Ce rapport indépendant dénonce les « illusions » de l’engagement franco-britannique en Libye et « l’aventurisme coupable, voire le machiavélisme cynique » des puissances occidentales qui soutiennent une insurrection aux faux airs de « révolution ».
Fruit de ces entretiens et observations sur le terrain, le rapport de mission, sans formuler de recommandations, livre des conclusions très critiques à l’égard de la résolution 1973 des Nations unies et la « très excessive interprétation » de cette résolution faite par la France, le Royaume-Uni et les Etats-Unis, qui ouvre implicitement la voie à une intervention terrestre, voire à l’assassinat politique.
La présence de services de renseignements aux côtés des insurgés et le recours aux unités de forces spéciales seraient un contournement manifeste des dispositions de cette résolution et relèveraient de l’ingérence. Les auteurs de ce rapport s’interrogent, par ailleurs, sur les motivations de cette intervention militaire.

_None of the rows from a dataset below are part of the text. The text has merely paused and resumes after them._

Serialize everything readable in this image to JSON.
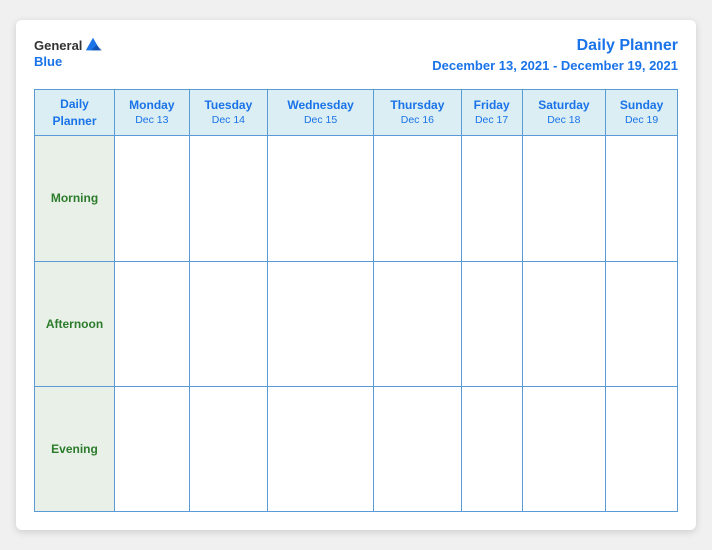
{
  "header": {
    "logo": {
      "general": "General",
      "blue": "Blue",
      "icon_label": "general-blue-logo"
    },
    "title": "Daily Planner",
    "date_range": "December 13, 2021 - December 19, 2021"
  },
  "table": {
    "header_row": {
      "col0_line1": "Daily",
      "col0_line2": "Planner",
      "days": [
        {
          "name": "Monday",
          "date": "Dec 13"
        },
        {
          "name": "Tuesday",
          "date": "Dec 14"
        },
        {
          "name": "Wednesday",
          "date": "Dec 15"
        },
        {
          "name": "Thursday",
          "date": "Dec 16"
        },
        {
          "name": "Friday",
          "date": "Dec 17"
        },
        {
          "name": "Saturday",
          "date": "Dec 18"
        },
        {
          "name": "Sunday",
          "date": "Dec 19"
        }
      ]
    },
    "time_slots": [
      "Morning",
      "Afternoon",
      "Evening"
    ]
  }
}
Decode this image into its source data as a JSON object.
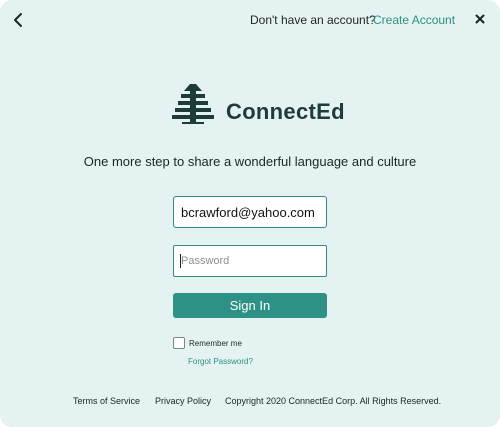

Selon eux, le contrôle des ressources énergétiques est au cœur des straté¬gies à l’œuvre. Les Etats-Unis voudraient ainsi renverser Kadhafi pour bouter la Chine hors du pays. L’Egypte ne verrait que des avantages à une partition du pays, qui n’a jamais accepté le rattachement de la Cyrénaïque et des réserves pétrolières à Tripoli. La France a, quant à elle, vu dans la crise libyenne l’occasion de reprendre l’initiative diplomatique.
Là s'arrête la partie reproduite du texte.